News of the payments comes as Washington seeks to coax Russia and China into supporting tough new measures against Mahmoud Ahmadinejad's regime as punishment for its nuclear programme.
Draft UN proposals, which are supported by the UK, would impose a full arms embargo and heighten restrictions against Iranian banks and businesses. Passing the proposed sanctions at the UN's Security Council this month was already set to be an uphill struggle, even before yesterday's New York Times revealed the extent of Washington's investment in companies dealing with Iran.
The US Government's ban on dealing with Iran does not cover their foreign subsidiaries.

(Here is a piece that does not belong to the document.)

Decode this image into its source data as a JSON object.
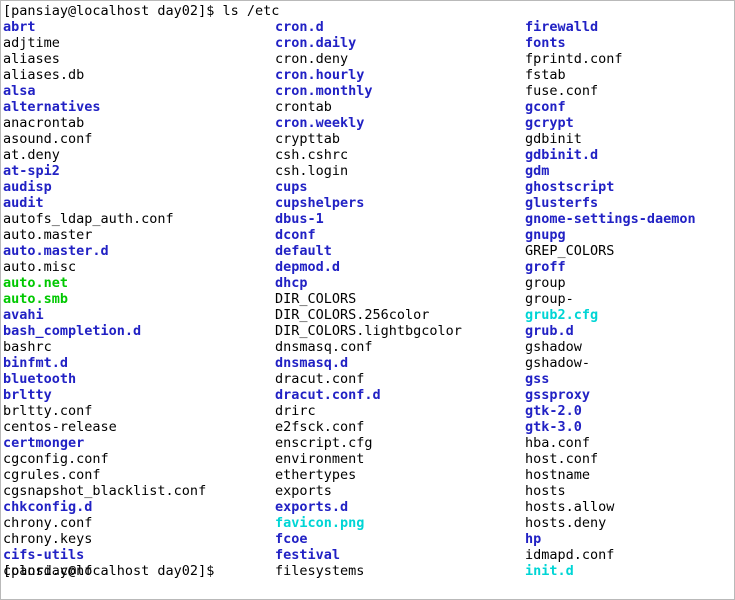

Neither does it prevent Washington from giving taxpayers' money to overseas corporations which may also deal with Iran.
In fact, when it has suited, both George Bush's and Barack Obama's administrations have been happy to cut deals with firms that break both the spirit, and occasionally the letter of the sanctions laws against Iran.
A New York Times analysis of federal records and company reports reveals that 74 companies have done business with both the US Government and Iran since 2000. And despite heightened recent tensions, 49 of them continue to do business there with no announced plans to leave.
Two-thirds of the US taxpayer money handed out in that period went to firms dealing in Iran's energy sector, a major source of revenue for both the Ahmadinejad regime and its Islamic Revolutionary Guard Corps, which oversees the country's nuclear and missile programmes.
Many US Government contracts, totalling at least $102bn (£67bn), went to firms such as the South Korean energy giant Daelim Industrial, which in 2009 won a $111m (£73m) deal to build housing at a US military base near Seoul, shortly after also winning a $700m (£463m) contract to upgrade an Iranian oil refinery.
Royal Dutch Shell, one of seven firms that has challenged the Iran Sanctions Act, is another major beneficiary of those contracts. None of the 74 companies is accused of breaking any laws.
But their dealings highlight the difficulties in reconciling America's commitment to oiling the wheels of global capitalism with its myriad diplomatic goals.
In 2004, controversy erupted over news that Halliburton, the Vice President Dick Cheney's former company, had used a Cayman Islands subsidiary to sell oil-field services to Iran.